Elnitski Laura L, Shah Prachi, Moreland R Travis, Umayam Lowell, Wolfsberg Tyra G, Baxevanis Andreas D
Genome Technology Branch, National Human Genome Research Institute, National Institutes of Health, Bethesda, Maryland 20892, USA.
Genome Res. 2007 Jun;17(6):954-9. doi: 10.1101/gr.5582207.
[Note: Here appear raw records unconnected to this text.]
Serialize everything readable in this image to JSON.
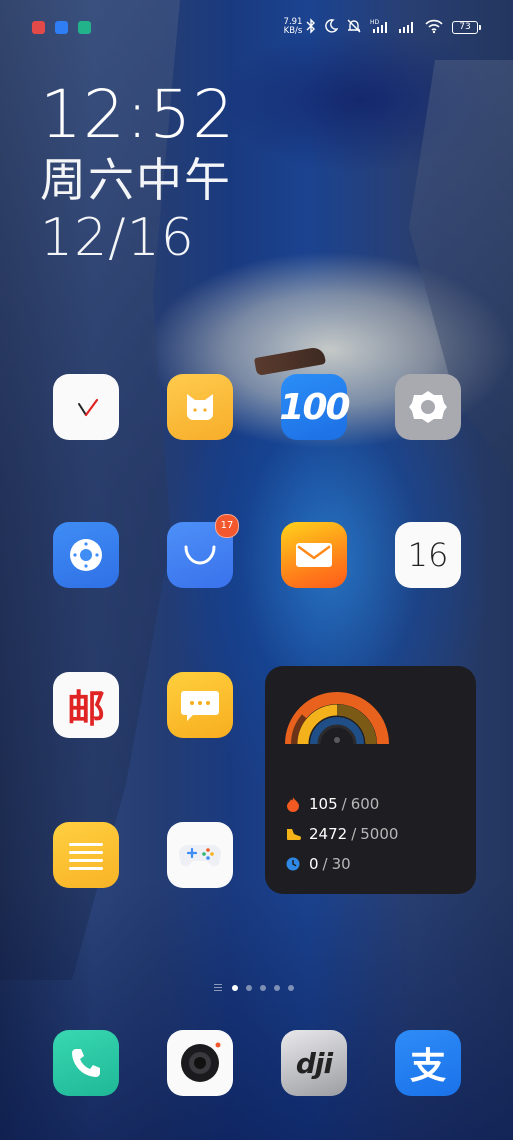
{
  "status_bar": {
    "net_speed_value": "7.91",
    "net_speed_unit": "KB/s",
    "battery_level": "73",
    "notification_icons": [
      "maps-icon",
      "upload-icon",
      "video-icon"
    ],
    "status_icons": [
      "bluetooth-icon",
      "moon-icon",
      "mute-bell-icon",
      "hd-signal-icon",
      "signal-icon",
      "wifi-icon"
    ]
  },
  "clock": {
    "time": "12:52",
    "day": "周六中午",
    "date": "12/16"
  },
  "apps": [
    {
      "id": "clock",
      "icon": "clock-icon"
    },
    {
      "id": "xiaomi-community",
      "icon": "mi-bunny-icon"
    },
    {
      "id": "kuaidi100",
      "icon": "kuaidi100-icon",
      "label": "100"
    },
    {
      "id": "settings",
      "icon": "gear-icon"
    },
    {
      "id": "mi-remote",
      "icon": "remote-icon"
    },
    {
      "id": "app-store",
      "icon": "shopping-bag-icon",
      "badge": "17"
    },
    {
      "id": "email",
      "icon": "envelope-icon"
    },
    {
      "id": "calendar",
      "icon": "calendar-icon",
      "label": "16"
    },
    {
      "id": "china-post",
      "icon": "post-icon",
      "label": "邮"
    },
    {
      "id": "messages",
      "icon": "message-bubble-icon"
    },
    {
      "id": "notes",
      "icon": "notes-icon"
    },
    {
      "id": "game-center",
      "icon": "gamepad-icon"
    },
    {
      "id": "phone",
      "icon": "phone-icon"
    },
    {
      "id": "camera",
      "icon": "camera-icon"
    },
    {
      "id": "dji",
      "icon": "dji-icon",
      "label": "dji"
    },
    {
      "id": "alipay",
      "icon": "alipay-icon",
      "label": "支"
    }
  ],
  "fitness_widget": {
    "rings_colors": [
      "#e8621e",
      "#f3b21b",
      "#2f88e5"
    ],
    "calories": {
      "value": "105",
      "goal": "600",
      "icon": "flame-icon",
      "color": "#f25a21"
    },
    "steps": {
      "value": "2472",
      "goal": "5000",
      "icon": "shoe-icon",
      "color": "#f5b318"
    },
    "minutes": {
      "value": "0",
      "goal": "30",
      "icon": "clock-circle-icon",
      "color": "#2f88e5"
    },
    "separator": "/"
  },
  "page_indicator": {
    "pages": 5,
    "active_page": 1
  }
}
The Encyclopedia of DNA Elements (ENCODE) project aims to identify and characterize all functional elements in a representative chromosomal sample comprising 1% of the human genome. Data generated by members of The ENCODE Project Consortium are housed in a number of public databases, such as the UCSC Genome Browser, NCBI's Gene Expression Omnibus (GEO), and EBI's ArrayExpress. As such, it is often difficult for biologists to gather all of the ENCODE data from a particular genomic region of interest and integrate them with relevant information found in other public databases. The ENCODEdb portal was developed to address this problem. ENCODEdb provides a unified, single point-of-access to data generated by the ENCODE Consortium, as well as to data from other source databases that lie within ENCODE regions; this provides the user a complete view of all known data in a particular region of interest. ENCODEdb Genomic Context searches allow for the retrieval of information on functional elements annotated within ENCODE regions, including mRNA, EST, and STS sequences; single nucleotide polymorphisms, and UniGene clusters. Information is also retrieved from GEO, OMIM, and major genome sequence browsers. ENCODEdb Consortium Data searches allow users to perform compound queries on array-based ENCODE data available both from GEO and from the UCSC Genome Browser. Results are retrieved from a specific genomic area of interest and can be further manipulated in a variety of contexts, including the UCSC Genome Browser and the Galaxy large-scale genome analysis platform. The ENCODEdb portal is freely accessible at http://research.nhgri.nih.gov/ENCODEdb.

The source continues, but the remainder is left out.